Polizist Wolfgang Bacher (33) mit der verstörten Daisy
Yorkshire-Terrier Daisy lag winselnd neben der Leiche. Die Hündin war total verstört, weil sie den Mord mitangesehen hatte! Sie ist die einzige Zeugin!KANN DAISY DEN MÖRDER ÜBERFÜHREN?
Polizei-Diensthundeführer Wolfgang Juntermanns (40): „Ja, es könnte sein, daß sie bei einer Begegnung mit dem Täter verstört reagiert, anfängt zu bellen – oder daß an ihrem Fell DNS-Spuren des Täters gefunden werden.“
Außerdem haben Hunde einen stark ausgeprägten Geruchssinn. Sollte der Täter z. B. ein Kleidungsstück am Tatort vergessen haben, könnte Daisy ihn bei einer Gegenüberstellung theoretisch identifizieren.

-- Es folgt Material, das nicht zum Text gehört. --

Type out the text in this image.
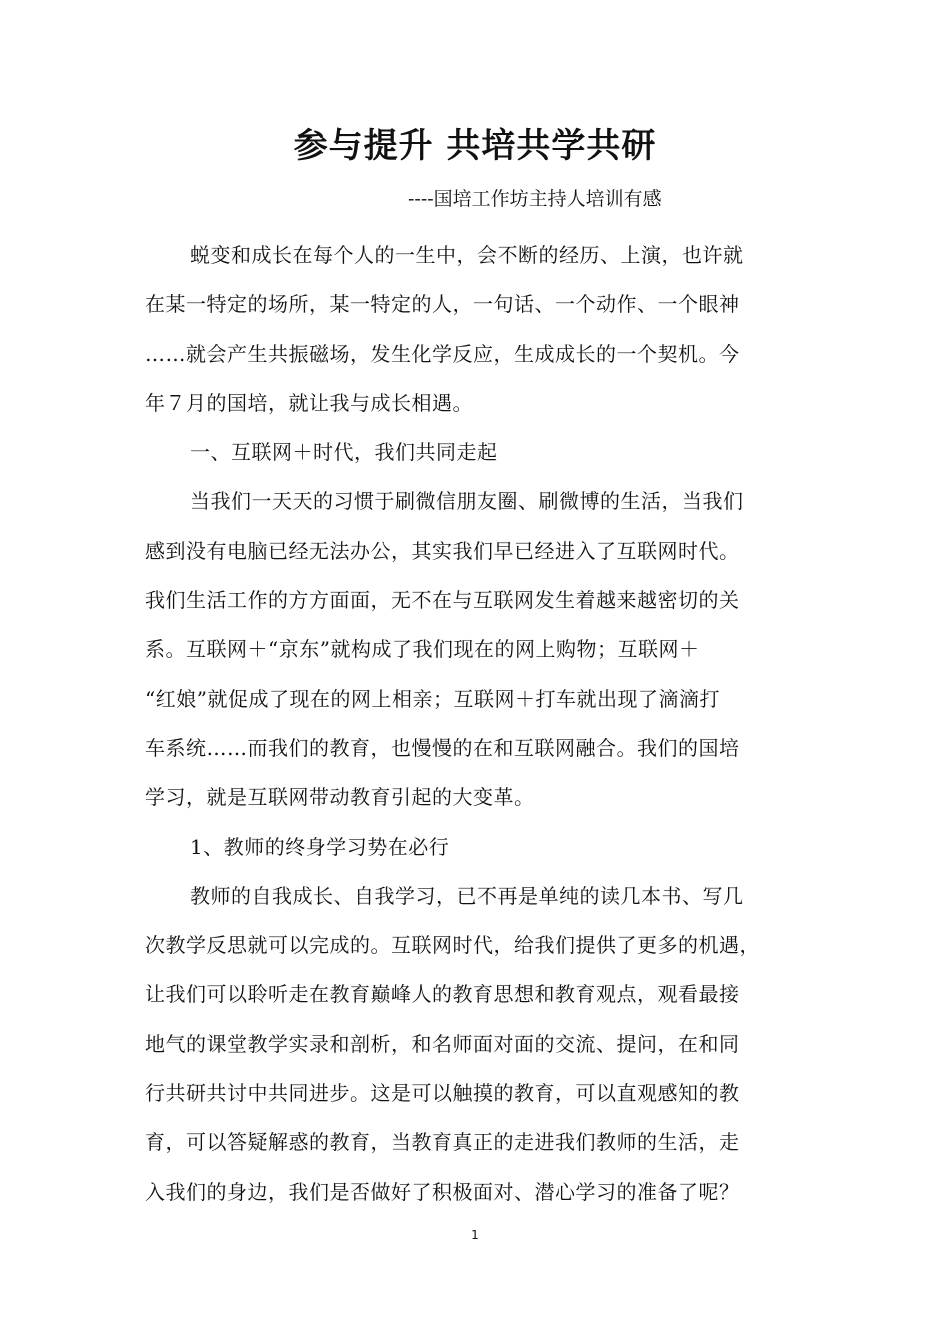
参与提升 共培共学共研
----国培工作坊主持人培训有感
蜕变和成长在每个人的一生中，会不断的经历、上演，也许就
在某一特定的场所，某一特定的人，一句话、一个动作、一个眼神
……就会产生共振磁场，发生化学反应，生成成长的一个契机。今
年７月的国培，就让我与成长相遇。
一、互联网＋时代，我们共同走起
当我们一天天的习惯于刷微信朋友圈、刷微博的生活，当我们
感到没有电脑已经无法办公，其实我们早已经进入了互联网时代。
我们生活工作的方方面面，无不在与互联网发生着越来越密切的关
系。互联网＋“京东”就构成了我们现在的网上购物；互联网＋
“红娘”就促成了现在的网上相亲；互联网＋打车就出现了滴滴打
车系统……而我们的教育，也慢慢的在和互联网融合。我们的国培
学习，就是互联网带动教育引起的大变革。
1、教师的终身学习势在必行
教师的自我成长、自我学习，已不再是单纯的读几本书、写几
次教学反思就可以完成的。互联网时代，给我们提供了更多的机遇，
让我们可以聆听走在教育巅峰人的教育思想和教育观点，观看最接
地气的课堂教学实录和剖析，和名师面对面的交流、提问，在和同
行共研共讨中共同进步。这是可以触摸的教育，可以直观感知的教
育，可以答疑解惑的教育，当教育真正的走进我们教师的生活，走
入我们的身边，我们是否做好了积极面对、潜心学习的准备了呢？
1
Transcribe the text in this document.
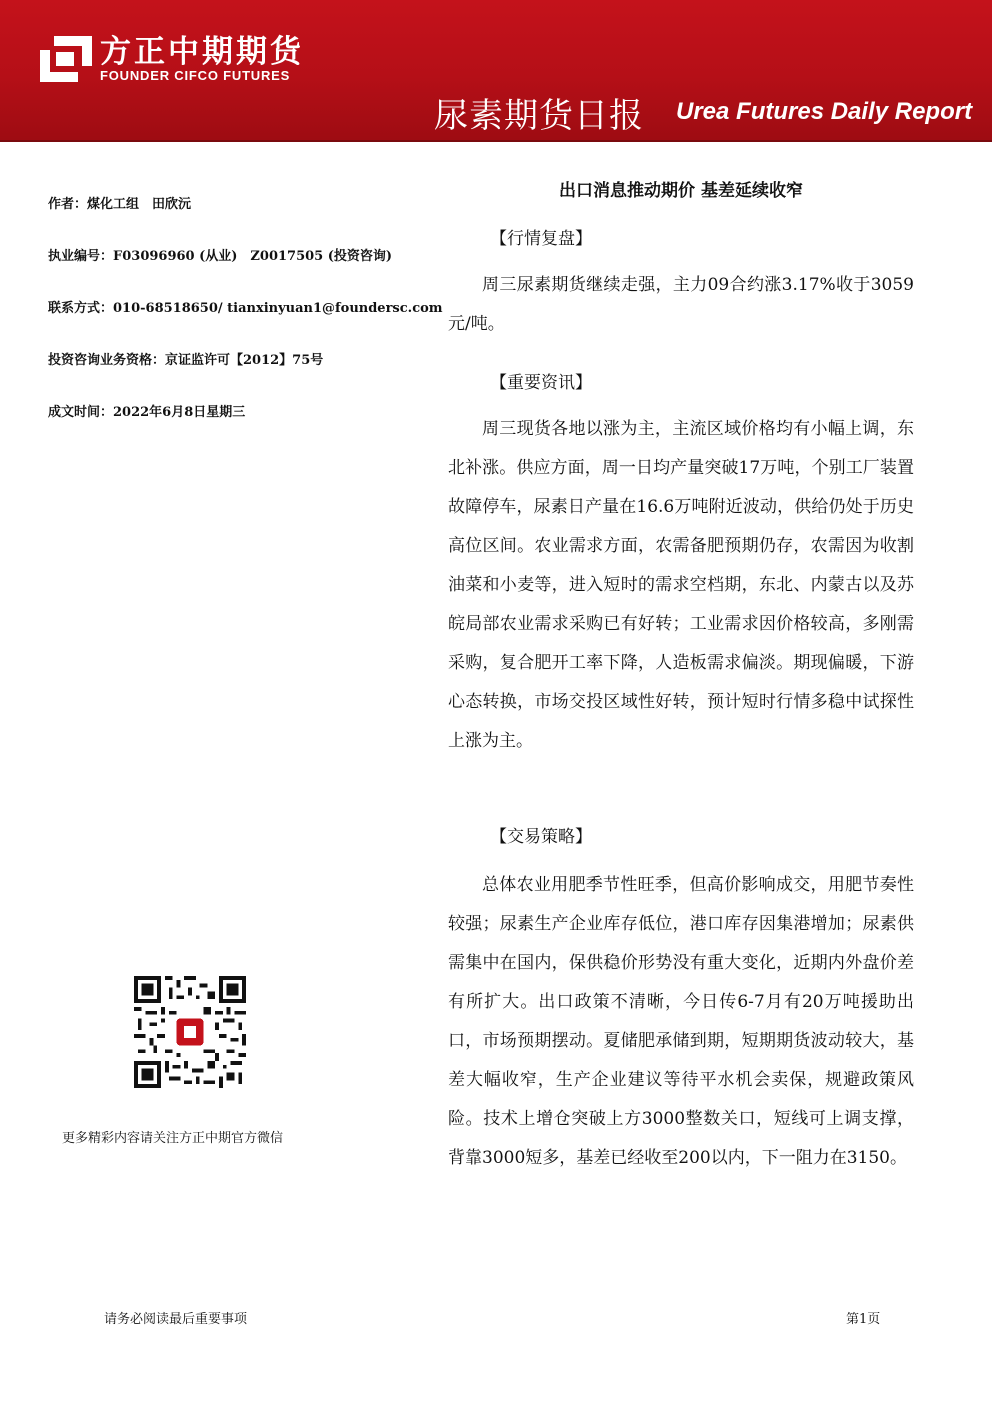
方正中期期货
FOUNDER CIFCO FUTURES
尿素期货日报 Urea Futures Daily Report
作者：煤化工组　田欣沅
执业编号：F03096960 (从业)　Z0017505 (投资咨询)
联系方式：010-68518650/ tianxinyuan1@foundersc.com
投资咨询业务资格：京证监许可【2012】75号
成文时间：2022年6月8日星期三
更多精彩内容请关注方正中期官方微信
出口消息推动期价 基差延续收窄
【行情复盘】

周三尿素期货继续走强，主力09合约涨3.17%收于3059元/吨。

【重要资讯】

周三现货各地以涨为主，主流区域价格均有小幅上调，东北补涨。供应方面，周一日均产量突破17万吨，个别工厂装置故障停车，尿素日产量在16.6万吨附近波动，供给仍处于历史高位区间。农业需求方面，农需备肥预期仍存，农需因为收割油菜和小麦等，进入短时的需求空档期，东北、内蒙古以及苏皖局部农业需求采购已有好转；工业需求因价格较高，多刚需采购，复合肥开工率下降，人造板需求偏淡。期现偏暖，下游心态转换，市场交投区域性好转，预计短时行情多稳中试探性上涨为主。

【交易策略】

总体农业用肥季节性旺季，但高价影响成交，用肥节奏性较强；尿素生产企业库存低位，港口库存因集港增加；尿素供需集中在国内，保供稳价形势没有重大变化，近期内外盘价差有所扩大。出口政策不清晰，今日传6-7月有20万吨援助出口，市场预期摆动。夏储肥承储到期，短期期货波动较大，基差大幅收窄，生产企业建议等待平水机会卖保，规避政策风险。技术上增仓突破上方3000整数关口，短线可上调支撑，背靠3000短多，基差已经收至200以内，下一阻力在3150。

请务必阅读最后重要事项	第1页
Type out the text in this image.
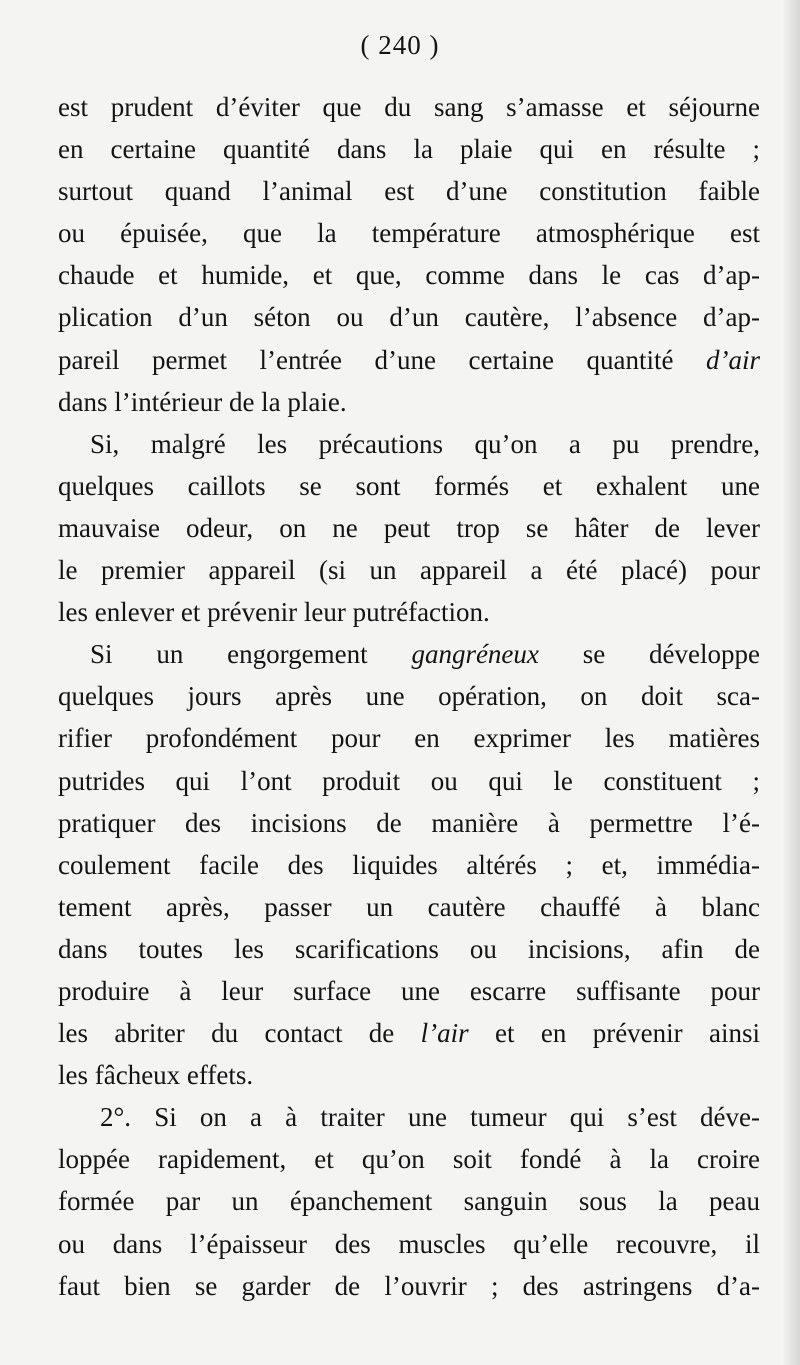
( 240 )
est prudent d’éviter que du sang s’amasse et séjourne
en certaine quantité dans la plaie qui en résulte ;
surtout quand l’animal est d’une constitution faible
ou épuisée, que la température atmosphérique est
chaude et humide, et que, comme dans le cas d’ap-
plication d’un séton ou d’un cautère, l’absence d’ap-
pareil permet l’entrée d’une certaine quantité d’air
dans l’intérieur de la plaie.
Si, malgré les précautions qu’on a pu prendre,
quelques caillots se sont formés et exhalent une
mauvaise odeur, on ne peut trop se hâter de lever
le premier appareil (si un appareil a été placé) pour
les enlever et prévenir leur putréfaction.
Si un engorgement gangréneux se développe
quelques jours après une opération, on doit sca-
rifier profondément pour en exprimer les matières
putrides qui l’ont produit ou qui le constituent ;
pratiquer des incisions de manière à permettre l’é-
coulement facile des liquides altérés ; et, immédia-
tement après, passer un cautère chauffé à blanc
dans toutes les scarifications ou incisions, afin de
produire à leur surface une escarre suffisante pour
les abriter du contact de l’air et en prévenir ainsi
les fâcheux effets.
2°. Si on a à traiter une tumeur qui s’est déve-
loppée rapidement, et qu’on soit fondé à la croire
formée par un épanchement sanguin sous la peau
ou dans l’épaisseur des muscles qu’elle recouvre, il
faut bien se garder de l’ouvrir ; des astringens d’a-
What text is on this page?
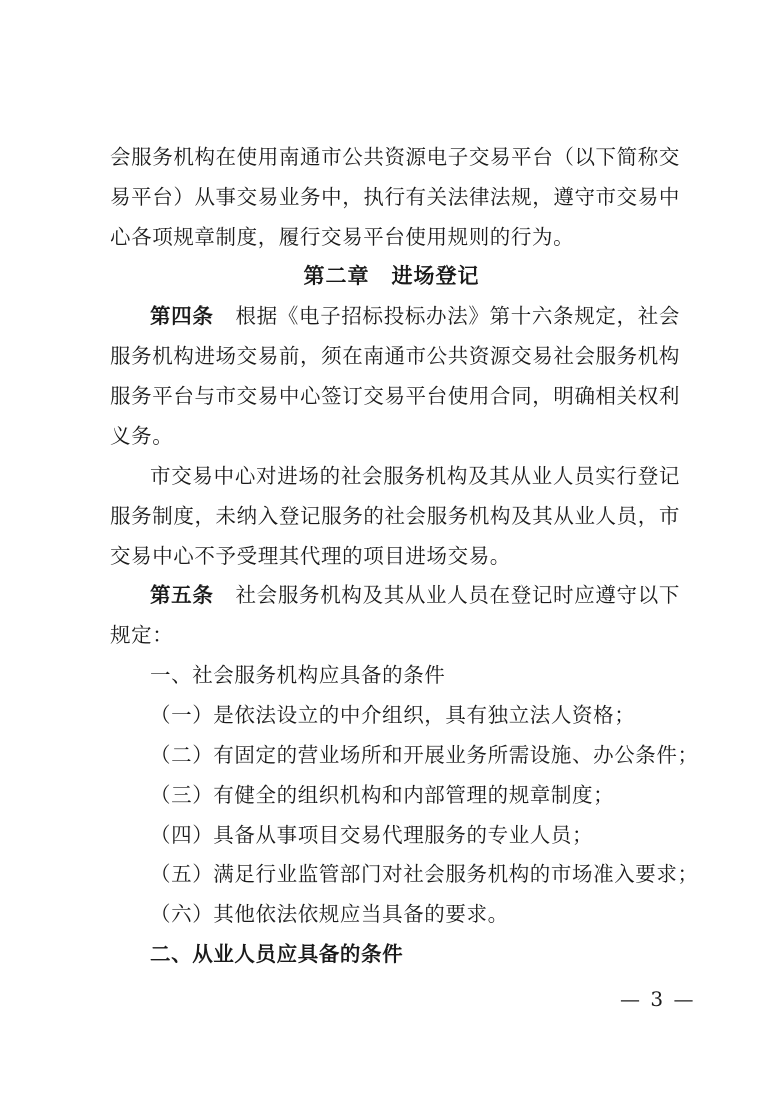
会服务机构在使用南通市公共资源电子交易平台（以下简称交
易平台）从事交易业务中，执行有关法律法规，遵守市交易中
心各项规章制度，履行交易平台使用规则的行为。
第二章 进场登记
第四条 根据《电子招标投标办法》第十六条规定，社会
服务机构进场交易前，须在南通市公共资源交易社会服务机构
服务平台与市交易中心签订交易平台使用合同，明确相关权利
义务。
市交易中心对进场的社会服务机构及其从业人员实行登记
服务制度，未纳入登记服务的社会服务机构及其从业人员，市
交易中心不予受理其代理的项目进场交易。
第五条 社会服务机构及其从业人员在登记时应遵守以下
规定：
一、社会服务机构应具备的条件
（一）是依法设立的中介组织，具有独立法人资格；
（二）有固定的营业场所和开展业务所需设施、办公条件；
（三）有健全的组织机构和内部管理的规章制度；
（四）具备从事项目交易代理服务的专业人员；
（五）满足行业监管部门对社会服务机构的市场准入要求；
（六）其他依法依规应当具备的要求。
二、从业人员应具备的条件
— 3 —
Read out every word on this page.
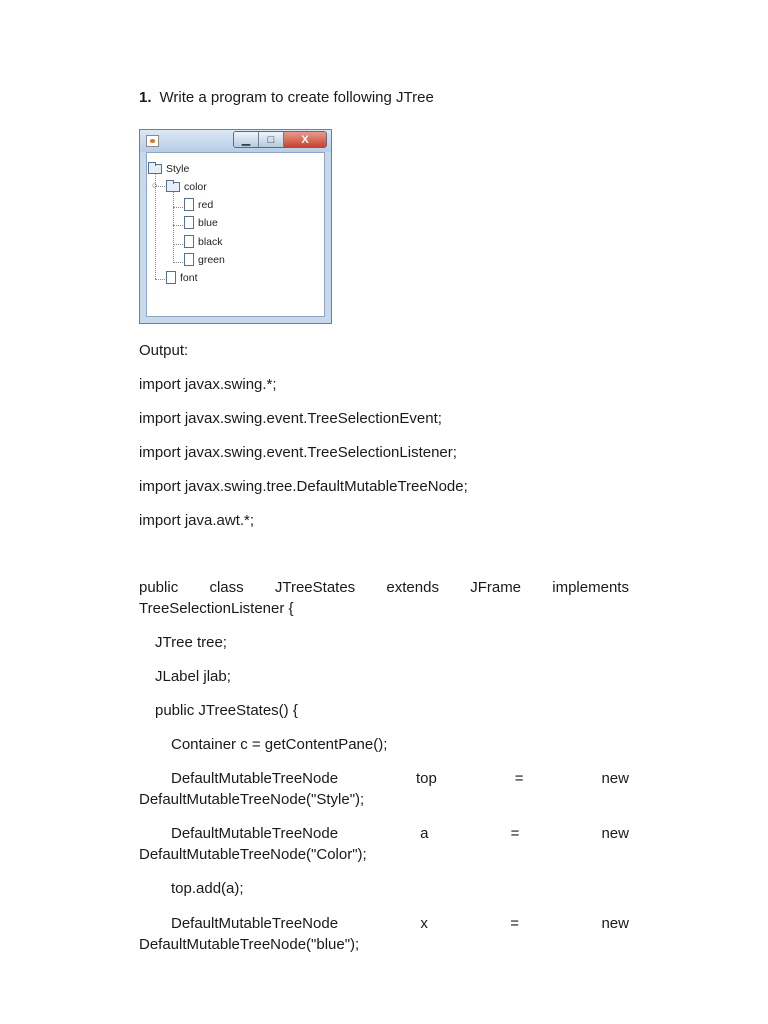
1. Write a program to create following JTree
▁	□	X
○
Style
color
red
blue
black
green
font
Output:
import javax.swing.*;
import javax.swing.event.TreeSelectionEvent;
import javax.swing.event.TreeSelectionListener;
import javax.swing.tree.DefaultMutableTreeNode;
import java.awt.*;
public class JTreeStates extends JFrame implements
TreeSelectionListener {
JTree tree;
JLabel jlab;
public JTreeStates() {
Container c = getContentPane();
DefaultMutableTreeNode	top	=	new
DefaultMutableTreeNode("Style");
DefaultMutableTreeNode	a	=	new
DefaultMutableTreeNode("Color");
top.add(a);
DefaultMutableTreeNode	x	=	new
DefaultMutableTreeNode("blue");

So war es auch beim Mordfall eines 9jährigen Jungen aus NRW – Schäferhündin „Sheeta“ erschnüffelte, daß die Angeklagte Jessica (18) am Mord beteiligt war. Sie gestand.
Hundepsychologe Uli Köppel (49) zweifelt an Daisys Fähigkeiten: „Theoretisch könnte sie den Täter erkennen. Aber ich bezweifle es, da Daisy zum Schoßhund verzogen wurde.“
Wie reagiert ein Hund auf den Tod seines Herrchens?
Der Experte: „Der Hund ist ein sehr emotionales Tier, er trauert wie ein Mensch. Er frißt nicht mehr, wird depressiv, hat keine Freude mehr an Bewegung oder Spielen.“
Die Polizei brachte Daisy (weiße Schleife mit Schriftzug „Rudolph Moshammer) gestern zur Wache. Dort verkroch sie sich unter einem Tisch, knurrte, wenn ihr jemand zu nahe kam.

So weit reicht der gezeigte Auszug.